Methods: Here, a combination of untargeted and targeted sequencing methods, applied to two independent cohorts of patients (n = 91) with various renal tumor subtypes, were used to determine ctDNA content in plasma and urine.
Results: Our data revealed lower plasma ctDNA levels in RCC relative to other cancers of similar size and stage, with untargeted detection in 27.5% of patients from both cohorts. A sensitive personalized approach, applied to plasma and urine from select patients (n = 22) improved detection to ~ 50%, including in patients with early-stage disease and even benign lesions. Detection in plasma, but not urine, was more frequent amongst patients with larger tumors and in those patients with venous tumor thrombus. With data from one extensively characterized patient, we observed that plasma and, for the first time, urine ctDNA may better represent tumor heterogeneity than a single tissue biopsy. Furthermore, in a subset of patients (n = 16), longitudinal sampling revealed that ctDNA can track disease course and may pre-empt radiological identification of minimal residual disease or disease progression on systemic therapy. Additional datasets will be required to validate these findings.

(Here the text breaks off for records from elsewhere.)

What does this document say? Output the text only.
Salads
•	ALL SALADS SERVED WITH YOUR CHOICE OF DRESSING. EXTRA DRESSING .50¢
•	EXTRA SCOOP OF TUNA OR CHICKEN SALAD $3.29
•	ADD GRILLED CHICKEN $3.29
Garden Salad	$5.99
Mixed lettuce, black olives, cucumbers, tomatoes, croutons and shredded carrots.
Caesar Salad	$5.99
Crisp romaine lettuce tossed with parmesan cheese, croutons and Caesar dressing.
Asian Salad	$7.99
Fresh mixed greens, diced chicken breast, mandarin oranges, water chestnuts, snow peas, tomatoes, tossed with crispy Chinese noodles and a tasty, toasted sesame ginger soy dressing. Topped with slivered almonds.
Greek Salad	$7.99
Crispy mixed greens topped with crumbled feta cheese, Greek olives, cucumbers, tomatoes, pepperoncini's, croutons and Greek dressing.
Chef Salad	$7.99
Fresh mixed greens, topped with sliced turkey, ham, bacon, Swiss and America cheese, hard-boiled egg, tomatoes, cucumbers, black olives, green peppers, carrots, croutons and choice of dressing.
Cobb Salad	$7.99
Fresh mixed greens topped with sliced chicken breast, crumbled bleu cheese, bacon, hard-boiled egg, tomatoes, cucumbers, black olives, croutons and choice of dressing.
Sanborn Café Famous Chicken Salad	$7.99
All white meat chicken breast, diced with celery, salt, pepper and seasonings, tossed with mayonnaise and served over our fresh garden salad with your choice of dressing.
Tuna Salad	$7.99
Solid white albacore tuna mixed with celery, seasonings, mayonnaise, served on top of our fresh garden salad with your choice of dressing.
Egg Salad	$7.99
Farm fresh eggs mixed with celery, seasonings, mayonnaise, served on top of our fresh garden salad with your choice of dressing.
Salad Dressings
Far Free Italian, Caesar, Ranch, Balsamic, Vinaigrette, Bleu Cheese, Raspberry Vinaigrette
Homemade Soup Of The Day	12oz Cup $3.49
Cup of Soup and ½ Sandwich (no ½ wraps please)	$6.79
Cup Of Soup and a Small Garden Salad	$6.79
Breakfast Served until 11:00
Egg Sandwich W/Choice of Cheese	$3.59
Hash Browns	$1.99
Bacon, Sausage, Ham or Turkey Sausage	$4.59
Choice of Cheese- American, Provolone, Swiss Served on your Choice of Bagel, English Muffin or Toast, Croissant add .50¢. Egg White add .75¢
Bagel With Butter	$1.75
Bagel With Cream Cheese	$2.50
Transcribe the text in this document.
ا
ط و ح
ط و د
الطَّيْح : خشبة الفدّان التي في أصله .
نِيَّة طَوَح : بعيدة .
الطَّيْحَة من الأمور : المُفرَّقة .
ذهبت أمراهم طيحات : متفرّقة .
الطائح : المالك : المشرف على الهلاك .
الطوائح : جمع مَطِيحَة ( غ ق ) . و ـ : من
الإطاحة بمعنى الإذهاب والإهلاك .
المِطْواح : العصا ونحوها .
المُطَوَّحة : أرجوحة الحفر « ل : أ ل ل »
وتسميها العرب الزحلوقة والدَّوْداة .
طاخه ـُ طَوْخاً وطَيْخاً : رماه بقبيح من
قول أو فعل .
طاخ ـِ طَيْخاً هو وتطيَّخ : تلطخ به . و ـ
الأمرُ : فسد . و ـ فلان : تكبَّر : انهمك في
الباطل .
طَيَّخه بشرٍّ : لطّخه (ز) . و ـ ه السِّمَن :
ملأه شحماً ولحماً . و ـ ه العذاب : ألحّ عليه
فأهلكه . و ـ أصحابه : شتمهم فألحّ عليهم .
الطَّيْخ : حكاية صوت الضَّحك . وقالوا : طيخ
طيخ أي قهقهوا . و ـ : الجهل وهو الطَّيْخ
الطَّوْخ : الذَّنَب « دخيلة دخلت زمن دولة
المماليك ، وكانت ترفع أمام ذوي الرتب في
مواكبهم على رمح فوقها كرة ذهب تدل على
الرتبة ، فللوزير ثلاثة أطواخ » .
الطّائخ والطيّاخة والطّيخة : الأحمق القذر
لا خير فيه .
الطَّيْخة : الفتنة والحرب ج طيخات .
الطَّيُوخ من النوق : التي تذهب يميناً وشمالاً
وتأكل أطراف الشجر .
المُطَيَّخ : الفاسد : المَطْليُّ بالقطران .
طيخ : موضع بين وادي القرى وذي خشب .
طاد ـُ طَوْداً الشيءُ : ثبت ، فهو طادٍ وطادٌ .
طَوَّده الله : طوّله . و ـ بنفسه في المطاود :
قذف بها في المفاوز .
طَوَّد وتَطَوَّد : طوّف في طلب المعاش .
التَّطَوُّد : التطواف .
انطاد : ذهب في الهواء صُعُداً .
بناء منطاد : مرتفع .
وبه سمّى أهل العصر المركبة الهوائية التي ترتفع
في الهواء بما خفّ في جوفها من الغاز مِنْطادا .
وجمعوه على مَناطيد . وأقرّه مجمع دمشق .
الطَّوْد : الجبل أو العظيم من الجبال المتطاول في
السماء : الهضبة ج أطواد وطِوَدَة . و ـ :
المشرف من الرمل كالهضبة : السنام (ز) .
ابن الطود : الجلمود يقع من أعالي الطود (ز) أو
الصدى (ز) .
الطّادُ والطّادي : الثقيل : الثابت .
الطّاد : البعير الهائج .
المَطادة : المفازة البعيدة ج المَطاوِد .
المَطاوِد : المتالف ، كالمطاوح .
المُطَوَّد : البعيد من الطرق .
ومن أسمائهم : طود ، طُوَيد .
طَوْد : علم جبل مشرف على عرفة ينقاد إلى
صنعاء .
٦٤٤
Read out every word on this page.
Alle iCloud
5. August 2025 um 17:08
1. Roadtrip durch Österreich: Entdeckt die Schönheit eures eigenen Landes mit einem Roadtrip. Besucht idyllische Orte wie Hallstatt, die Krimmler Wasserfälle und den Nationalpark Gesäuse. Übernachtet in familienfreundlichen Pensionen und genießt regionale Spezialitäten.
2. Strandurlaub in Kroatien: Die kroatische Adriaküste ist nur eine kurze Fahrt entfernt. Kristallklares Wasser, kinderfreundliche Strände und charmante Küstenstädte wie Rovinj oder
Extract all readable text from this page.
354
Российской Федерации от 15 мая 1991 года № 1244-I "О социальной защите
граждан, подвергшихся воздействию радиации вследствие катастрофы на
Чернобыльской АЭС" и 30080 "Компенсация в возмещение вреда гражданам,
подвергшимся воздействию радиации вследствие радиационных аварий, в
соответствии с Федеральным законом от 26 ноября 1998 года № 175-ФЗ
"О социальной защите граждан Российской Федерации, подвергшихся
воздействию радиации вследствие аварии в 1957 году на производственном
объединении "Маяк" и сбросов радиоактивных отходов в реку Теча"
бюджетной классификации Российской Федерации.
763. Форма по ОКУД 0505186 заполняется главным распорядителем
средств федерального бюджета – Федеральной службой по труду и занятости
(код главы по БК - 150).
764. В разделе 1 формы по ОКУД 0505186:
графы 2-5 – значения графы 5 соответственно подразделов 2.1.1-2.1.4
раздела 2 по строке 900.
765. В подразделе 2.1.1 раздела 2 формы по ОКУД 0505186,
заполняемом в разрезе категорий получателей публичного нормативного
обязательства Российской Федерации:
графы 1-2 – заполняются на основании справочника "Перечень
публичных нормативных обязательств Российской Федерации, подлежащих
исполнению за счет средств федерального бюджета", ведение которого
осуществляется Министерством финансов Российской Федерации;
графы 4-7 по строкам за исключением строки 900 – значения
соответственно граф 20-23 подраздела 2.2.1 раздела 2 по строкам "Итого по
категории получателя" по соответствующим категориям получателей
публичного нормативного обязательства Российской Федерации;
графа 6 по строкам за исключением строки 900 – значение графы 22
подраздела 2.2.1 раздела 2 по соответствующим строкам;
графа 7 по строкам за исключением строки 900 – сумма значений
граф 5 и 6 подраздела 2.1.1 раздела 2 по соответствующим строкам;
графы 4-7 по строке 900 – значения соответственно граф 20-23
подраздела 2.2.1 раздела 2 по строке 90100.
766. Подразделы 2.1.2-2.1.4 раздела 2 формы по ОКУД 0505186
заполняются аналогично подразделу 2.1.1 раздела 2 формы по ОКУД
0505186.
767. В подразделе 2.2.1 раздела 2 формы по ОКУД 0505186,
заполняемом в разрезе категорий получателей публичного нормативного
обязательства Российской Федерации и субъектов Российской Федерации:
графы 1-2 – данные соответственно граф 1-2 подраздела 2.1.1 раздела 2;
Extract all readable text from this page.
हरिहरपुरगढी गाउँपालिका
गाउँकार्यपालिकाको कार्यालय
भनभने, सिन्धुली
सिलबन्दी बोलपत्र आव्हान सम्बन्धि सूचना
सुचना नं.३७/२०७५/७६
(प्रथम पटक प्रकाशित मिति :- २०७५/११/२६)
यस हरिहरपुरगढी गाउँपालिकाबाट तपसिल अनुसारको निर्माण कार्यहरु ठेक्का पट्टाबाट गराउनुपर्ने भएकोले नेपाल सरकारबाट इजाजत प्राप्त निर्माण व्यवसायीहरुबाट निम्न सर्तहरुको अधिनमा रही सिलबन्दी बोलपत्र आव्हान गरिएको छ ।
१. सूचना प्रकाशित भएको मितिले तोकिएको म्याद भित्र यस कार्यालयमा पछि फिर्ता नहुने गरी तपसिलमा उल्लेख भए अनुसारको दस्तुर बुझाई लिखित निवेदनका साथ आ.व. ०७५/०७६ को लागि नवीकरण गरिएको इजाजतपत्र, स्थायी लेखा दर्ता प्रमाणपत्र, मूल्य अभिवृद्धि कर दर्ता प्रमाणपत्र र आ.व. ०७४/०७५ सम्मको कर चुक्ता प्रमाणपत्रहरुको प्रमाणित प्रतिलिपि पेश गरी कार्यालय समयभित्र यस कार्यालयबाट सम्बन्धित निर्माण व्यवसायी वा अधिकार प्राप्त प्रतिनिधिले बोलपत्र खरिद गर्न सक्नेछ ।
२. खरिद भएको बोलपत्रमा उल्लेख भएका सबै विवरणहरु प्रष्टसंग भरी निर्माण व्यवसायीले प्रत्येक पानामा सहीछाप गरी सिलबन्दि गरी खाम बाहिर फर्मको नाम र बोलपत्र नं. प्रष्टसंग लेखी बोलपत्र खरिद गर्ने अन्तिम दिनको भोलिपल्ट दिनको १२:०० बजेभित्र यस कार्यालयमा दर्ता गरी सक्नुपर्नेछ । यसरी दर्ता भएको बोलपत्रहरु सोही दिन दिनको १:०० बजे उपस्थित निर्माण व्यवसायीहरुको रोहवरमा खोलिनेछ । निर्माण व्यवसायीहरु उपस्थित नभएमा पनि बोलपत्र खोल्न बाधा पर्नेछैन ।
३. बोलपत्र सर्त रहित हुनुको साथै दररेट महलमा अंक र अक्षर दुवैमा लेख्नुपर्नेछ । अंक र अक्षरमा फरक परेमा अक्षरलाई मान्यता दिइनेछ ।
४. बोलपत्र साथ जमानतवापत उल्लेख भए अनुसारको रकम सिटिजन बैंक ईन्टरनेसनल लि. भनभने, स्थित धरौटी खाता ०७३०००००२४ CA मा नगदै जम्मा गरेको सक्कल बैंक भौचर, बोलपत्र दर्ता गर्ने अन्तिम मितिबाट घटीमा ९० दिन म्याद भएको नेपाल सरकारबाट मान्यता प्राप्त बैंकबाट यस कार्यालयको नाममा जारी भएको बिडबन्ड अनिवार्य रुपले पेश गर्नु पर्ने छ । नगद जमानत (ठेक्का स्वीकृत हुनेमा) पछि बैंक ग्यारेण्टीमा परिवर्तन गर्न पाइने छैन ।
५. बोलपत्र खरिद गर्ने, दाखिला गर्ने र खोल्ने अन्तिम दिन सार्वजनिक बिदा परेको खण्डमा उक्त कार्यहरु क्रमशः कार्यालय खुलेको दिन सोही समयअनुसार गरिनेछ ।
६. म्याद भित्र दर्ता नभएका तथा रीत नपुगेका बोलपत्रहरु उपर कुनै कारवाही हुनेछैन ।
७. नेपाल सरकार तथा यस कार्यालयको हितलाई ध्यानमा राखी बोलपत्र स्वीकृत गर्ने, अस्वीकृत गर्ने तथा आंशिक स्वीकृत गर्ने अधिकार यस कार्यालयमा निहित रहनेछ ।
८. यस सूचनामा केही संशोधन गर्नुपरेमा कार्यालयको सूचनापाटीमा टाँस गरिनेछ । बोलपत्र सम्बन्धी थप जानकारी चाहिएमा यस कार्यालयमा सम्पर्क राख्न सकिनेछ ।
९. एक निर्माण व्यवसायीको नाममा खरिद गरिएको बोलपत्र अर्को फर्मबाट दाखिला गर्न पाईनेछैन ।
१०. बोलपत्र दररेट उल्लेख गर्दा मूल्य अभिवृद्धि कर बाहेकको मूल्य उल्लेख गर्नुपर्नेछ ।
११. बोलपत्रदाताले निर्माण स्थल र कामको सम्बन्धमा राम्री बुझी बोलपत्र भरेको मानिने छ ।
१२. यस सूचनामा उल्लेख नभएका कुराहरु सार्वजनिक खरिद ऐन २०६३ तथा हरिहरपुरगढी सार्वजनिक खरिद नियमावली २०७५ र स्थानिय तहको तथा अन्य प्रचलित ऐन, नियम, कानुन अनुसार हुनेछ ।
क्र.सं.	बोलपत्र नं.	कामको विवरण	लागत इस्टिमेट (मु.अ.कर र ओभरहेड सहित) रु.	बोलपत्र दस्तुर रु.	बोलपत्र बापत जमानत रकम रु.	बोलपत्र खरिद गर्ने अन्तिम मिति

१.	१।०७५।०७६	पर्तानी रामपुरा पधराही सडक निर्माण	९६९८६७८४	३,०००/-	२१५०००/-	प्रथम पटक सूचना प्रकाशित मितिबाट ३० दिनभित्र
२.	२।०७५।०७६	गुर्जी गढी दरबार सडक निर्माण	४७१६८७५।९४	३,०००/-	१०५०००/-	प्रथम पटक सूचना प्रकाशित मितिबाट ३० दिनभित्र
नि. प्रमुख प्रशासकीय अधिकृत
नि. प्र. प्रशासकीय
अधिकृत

Conclusions: These data highlight RCC as a ctDNA-low malignancy. The biological reasons for this are yet to be determined. Nonetheless, our findings indicate potential clinical utility in the management of patients with renal tumors, provided improvement in isolation and detection approaches.
Keywords: Cell-free tumor DNA (ctDNA); Heterogeneity; Personalized analysis; Predictive biomarker; Renal cancer.
Conflict of interest statement
GDS has received educational grants from Pfizer, AstraZeneca, and Intuitive Surgical, consultancy fees from Merck, Pfizer, EUSA Pharma, and CMR Surgical, travel expenses from Pfizer and speaker fees from Pfizer. NR is a cofounder and shareholder of Inivata Ltd., a cancer genomics company that commercializes ctDNA analysis. TE and AM are employees of AstraZeneca and TE has received research support from AstraZeneca, Bayer, and Pfizer. Inivata and AstraZeneca had no role in the conceptualization, study design, data collection, and analysis, decision to publish, or preparation of the manuscript. Cancer Research UK has filed patent applications protecting methods described in this manuscript. CGS, FM, KH, JCMW, CEM, NR, and other authors may be listed as co-inventors on patent application numbers 1803596.4 (“Improvements in variant detection”), 1818159.4 (“Enhanced detection of target DNA by fragment size analysis”), and other potential patents describing methods for the analysis of DNA fragments and applications of ctDNA. EH receives funds for the Christian Doppler Laboratory for Liquid Biopsies for Early Detection of Cancer from Freenome and PreAnalytiX. The remaining authors declare that they have no competing interests.